Publikationen
Rezension

David Healey: Pharmageddon

University of California Press, Berkeley-Los Angeles 2012, 302 Seiten, 41,95 US Dollar/28,95 Britische Pfund Sterling

David Healey formuliert verständlich und hat seine Argumente gegen die mächtige Pharma-Lobby gut abgesichert. Er beschreibt das, „was einmal Medizin war“, als ein von Gier deformiertes Unwesen, welches mehr Leid als Nutzen stiftet. Er liefert zahlreiche Belege für ein weltweit zunehmend von egoistischen Wirtschaftsinteressen deformiertes Gesundheitswesen. Healy weist nach, wie unabhängige, bedarfsgerechte und nutzenorientierte Forschung und Entwicklung aus Universitäten, Kliniken und Instituten verdrängt wurden.

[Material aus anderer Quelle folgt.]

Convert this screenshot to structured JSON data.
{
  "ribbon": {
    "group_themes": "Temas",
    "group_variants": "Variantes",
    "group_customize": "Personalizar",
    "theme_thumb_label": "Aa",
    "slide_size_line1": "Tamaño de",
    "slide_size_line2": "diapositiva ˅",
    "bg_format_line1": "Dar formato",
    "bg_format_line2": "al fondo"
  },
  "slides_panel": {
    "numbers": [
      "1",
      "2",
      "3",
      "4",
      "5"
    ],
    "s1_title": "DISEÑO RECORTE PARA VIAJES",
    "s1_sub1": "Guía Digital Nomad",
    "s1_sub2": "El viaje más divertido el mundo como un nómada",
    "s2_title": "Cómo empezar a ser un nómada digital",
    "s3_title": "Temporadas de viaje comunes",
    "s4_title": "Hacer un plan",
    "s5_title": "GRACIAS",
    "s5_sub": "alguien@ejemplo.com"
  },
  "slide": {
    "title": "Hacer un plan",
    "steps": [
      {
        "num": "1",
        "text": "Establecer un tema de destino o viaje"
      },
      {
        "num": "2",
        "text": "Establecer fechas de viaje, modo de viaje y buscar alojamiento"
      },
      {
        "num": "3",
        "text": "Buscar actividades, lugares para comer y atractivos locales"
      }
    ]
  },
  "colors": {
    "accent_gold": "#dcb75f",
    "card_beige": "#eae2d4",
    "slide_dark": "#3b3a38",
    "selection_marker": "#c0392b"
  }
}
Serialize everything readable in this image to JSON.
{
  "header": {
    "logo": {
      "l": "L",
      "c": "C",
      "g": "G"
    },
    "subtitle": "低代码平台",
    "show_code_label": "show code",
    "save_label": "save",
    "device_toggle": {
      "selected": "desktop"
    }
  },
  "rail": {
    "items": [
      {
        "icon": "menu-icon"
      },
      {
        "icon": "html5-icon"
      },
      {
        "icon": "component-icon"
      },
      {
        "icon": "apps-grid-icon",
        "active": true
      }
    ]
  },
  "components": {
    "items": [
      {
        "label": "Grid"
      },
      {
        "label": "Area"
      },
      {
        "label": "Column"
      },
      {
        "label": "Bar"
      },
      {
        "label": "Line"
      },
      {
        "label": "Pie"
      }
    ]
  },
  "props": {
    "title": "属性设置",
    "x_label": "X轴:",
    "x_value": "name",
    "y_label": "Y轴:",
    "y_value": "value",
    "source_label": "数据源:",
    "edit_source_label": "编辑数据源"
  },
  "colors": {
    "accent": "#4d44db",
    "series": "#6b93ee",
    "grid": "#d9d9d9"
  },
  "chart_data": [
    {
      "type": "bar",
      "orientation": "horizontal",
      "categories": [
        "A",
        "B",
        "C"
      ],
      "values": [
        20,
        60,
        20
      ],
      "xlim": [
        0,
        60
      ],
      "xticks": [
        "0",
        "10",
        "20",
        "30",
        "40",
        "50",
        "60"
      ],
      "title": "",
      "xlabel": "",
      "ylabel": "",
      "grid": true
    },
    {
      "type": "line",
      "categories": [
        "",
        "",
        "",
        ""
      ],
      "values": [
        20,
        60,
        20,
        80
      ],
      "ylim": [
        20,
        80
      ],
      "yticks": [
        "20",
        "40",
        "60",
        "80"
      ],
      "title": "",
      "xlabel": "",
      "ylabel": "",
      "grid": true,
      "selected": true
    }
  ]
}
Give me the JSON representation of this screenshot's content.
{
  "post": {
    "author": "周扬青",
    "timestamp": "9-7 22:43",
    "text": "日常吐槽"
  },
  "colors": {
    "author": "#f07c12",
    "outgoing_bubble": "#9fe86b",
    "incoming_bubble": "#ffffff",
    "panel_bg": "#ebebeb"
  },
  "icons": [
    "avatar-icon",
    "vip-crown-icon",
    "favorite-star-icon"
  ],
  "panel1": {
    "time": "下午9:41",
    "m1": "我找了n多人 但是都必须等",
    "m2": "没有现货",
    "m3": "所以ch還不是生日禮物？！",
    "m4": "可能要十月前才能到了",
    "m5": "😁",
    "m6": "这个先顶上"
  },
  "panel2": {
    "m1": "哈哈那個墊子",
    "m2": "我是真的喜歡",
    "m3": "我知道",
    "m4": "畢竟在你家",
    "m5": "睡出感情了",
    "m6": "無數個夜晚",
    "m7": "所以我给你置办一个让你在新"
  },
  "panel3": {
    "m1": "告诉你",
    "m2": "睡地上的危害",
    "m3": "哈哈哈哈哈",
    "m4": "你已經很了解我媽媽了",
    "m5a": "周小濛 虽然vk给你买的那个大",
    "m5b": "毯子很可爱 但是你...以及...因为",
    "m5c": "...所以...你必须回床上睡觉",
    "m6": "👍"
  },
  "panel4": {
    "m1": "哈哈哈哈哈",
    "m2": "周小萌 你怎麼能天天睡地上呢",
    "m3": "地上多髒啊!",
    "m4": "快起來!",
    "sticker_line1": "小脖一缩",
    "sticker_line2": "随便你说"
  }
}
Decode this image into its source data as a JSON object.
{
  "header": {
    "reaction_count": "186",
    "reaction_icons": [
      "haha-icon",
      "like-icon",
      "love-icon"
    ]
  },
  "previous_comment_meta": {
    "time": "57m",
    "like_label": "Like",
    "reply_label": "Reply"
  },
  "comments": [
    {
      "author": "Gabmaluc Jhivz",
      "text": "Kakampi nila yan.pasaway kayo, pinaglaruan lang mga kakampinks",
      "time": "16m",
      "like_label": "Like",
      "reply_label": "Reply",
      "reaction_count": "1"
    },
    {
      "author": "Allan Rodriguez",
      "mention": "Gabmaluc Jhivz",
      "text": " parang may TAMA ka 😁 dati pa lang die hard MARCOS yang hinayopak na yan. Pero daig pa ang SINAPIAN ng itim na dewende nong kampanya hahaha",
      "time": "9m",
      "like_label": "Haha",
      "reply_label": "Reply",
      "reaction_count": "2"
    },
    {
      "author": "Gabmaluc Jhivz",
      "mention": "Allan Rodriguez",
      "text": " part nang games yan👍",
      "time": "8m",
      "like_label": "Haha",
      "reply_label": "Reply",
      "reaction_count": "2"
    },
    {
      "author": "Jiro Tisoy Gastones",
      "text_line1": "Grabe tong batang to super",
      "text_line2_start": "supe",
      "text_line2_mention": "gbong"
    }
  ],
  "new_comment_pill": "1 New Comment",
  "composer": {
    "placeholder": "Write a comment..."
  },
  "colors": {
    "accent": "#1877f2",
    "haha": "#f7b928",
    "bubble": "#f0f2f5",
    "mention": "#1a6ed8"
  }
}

Teure und mit oft tödlichen Nebenwirkungen einhergehende Scheininnovationen werden als „Blockbuster“ von korrupten Experten in Publikationen, Leitlinien und auf Kongressen genau so offensiv und erfolgreich als Marke etabliert wie sonst Turnschuhe oder koffeinhaltige Getränke. Obwohl einzelne Patienten von der wunderbaren Wirksamkeit einiger neuer Medikamente sehr profitieren, ist deren Gesamtwirkung auf die Bevölkerung verheerend. Als strategische Hebel hat die Arzneimittelindustrie vor allem drei Mechanismen politisch absichern lassen: großzügige Patent- und Monopolisierungsregeln, ärztliche Verschreibungspflicht und die Verkürzung der medizinischen Evidenz auf randomisierte klinische Studien. Wenn Sponsoren aus der Industrie dabei auch noch Einfluss auf die Veröffentlichung der Ergebnisse dieser Studien nehmen können, dann bleibt von evidenzbasierter Medizin nicht mehr viel übrig.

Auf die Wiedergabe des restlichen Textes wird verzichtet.